Methods: Periodontal tissue was obtained from healthy young human teeth extracted for orthodontic purposes. PDLSCs were isolated by single-colony selection and cultivated. PDLSC of passage 3 was plated at density of 1 x 10(7) cells/cm3 and induced with chondrogenic induction medium of DMEM containing TGF-beta1 (10 microg/L), IGF-1 (50 microg/L), dexamethasone (40 microg/L) and 10% FBS. In control group, the constructs were maintained in DMEM medium + 10% FBS. After 21 days induction, the results were evaluated by histology, histochemistry, immunohistochemistry and RT-PCR.

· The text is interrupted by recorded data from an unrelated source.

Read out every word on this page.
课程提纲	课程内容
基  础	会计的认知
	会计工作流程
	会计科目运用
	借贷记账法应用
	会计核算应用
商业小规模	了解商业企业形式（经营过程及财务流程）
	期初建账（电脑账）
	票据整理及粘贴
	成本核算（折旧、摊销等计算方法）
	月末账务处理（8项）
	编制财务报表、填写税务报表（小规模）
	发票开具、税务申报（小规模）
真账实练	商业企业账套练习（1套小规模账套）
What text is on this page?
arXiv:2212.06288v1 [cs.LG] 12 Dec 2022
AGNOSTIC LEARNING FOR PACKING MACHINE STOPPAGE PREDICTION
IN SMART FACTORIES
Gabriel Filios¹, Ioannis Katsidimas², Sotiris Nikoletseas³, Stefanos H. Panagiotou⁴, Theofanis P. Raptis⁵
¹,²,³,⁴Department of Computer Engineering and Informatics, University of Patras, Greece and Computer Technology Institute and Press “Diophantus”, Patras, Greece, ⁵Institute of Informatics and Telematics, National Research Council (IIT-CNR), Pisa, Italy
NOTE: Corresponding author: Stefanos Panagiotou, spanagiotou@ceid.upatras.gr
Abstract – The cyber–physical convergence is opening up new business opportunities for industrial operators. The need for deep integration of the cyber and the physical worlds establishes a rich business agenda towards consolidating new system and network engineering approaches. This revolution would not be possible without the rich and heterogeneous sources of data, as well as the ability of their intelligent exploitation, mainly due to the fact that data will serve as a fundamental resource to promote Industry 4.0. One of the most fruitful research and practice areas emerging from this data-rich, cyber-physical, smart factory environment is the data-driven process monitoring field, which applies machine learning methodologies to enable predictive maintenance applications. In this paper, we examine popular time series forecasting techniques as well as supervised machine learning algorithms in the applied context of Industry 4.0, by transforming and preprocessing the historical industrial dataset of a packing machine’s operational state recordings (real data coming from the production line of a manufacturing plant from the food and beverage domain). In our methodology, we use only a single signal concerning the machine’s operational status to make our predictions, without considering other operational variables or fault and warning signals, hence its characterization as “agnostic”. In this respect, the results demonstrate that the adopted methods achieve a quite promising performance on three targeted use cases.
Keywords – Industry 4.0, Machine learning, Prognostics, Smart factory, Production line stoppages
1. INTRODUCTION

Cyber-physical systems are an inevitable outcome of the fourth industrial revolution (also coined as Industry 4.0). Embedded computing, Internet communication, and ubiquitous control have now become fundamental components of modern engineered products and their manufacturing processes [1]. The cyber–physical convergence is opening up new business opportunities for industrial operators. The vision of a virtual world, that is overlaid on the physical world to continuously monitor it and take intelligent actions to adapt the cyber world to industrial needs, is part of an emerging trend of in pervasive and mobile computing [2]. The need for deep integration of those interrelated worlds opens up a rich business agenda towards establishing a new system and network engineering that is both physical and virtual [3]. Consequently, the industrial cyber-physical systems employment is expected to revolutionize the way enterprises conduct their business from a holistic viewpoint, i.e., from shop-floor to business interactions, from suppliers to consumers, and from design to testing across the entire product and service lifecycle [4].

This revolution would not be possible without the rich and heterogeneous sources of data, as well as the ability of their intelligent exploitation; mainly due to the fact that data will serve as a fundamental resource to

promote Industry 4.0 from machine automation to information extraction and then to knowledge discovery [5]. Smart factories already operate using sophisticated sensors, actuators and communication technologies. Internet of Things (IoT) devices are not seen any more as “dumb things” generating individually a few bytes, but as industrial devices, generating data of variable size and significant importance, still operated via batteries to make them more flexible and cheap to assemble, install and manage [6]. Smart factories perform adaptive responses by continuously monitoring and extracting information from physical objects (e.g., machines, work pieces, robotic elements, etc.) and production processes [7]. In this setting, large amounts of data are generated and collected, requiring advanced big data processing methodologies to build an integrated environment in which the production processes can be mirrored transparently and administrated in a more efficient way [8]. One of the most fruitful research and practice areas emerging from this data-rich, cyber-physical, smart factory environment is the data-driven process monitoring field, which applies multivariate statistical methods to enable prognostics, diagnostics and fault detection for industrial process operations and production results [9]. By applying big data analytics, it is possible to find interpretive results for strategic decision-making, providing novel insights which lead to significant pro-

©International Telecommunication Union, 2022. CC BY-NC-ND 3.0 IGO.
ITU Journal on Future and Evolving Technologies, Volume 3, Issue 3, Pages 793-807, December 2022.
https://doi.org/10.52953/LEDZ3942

Results: The constructs in experimental group were smooth and relatively firm in texture after 3 weeks of culture. Toluidine blue staining showed the formation of distinct lacuna structure. Positive staining of type II collagen was also detected by immunohistochemistry and it was confirmed by RT-PCR. In contrast, in the control group, the constructs collapsed gradually, lacuna was barely detected in histology and type II collagen expression negative.
Conclusions: Periodontal ligament contain stem cells can be isolated and cultivated. PDLSC have the potential of chondrogenic differentiation.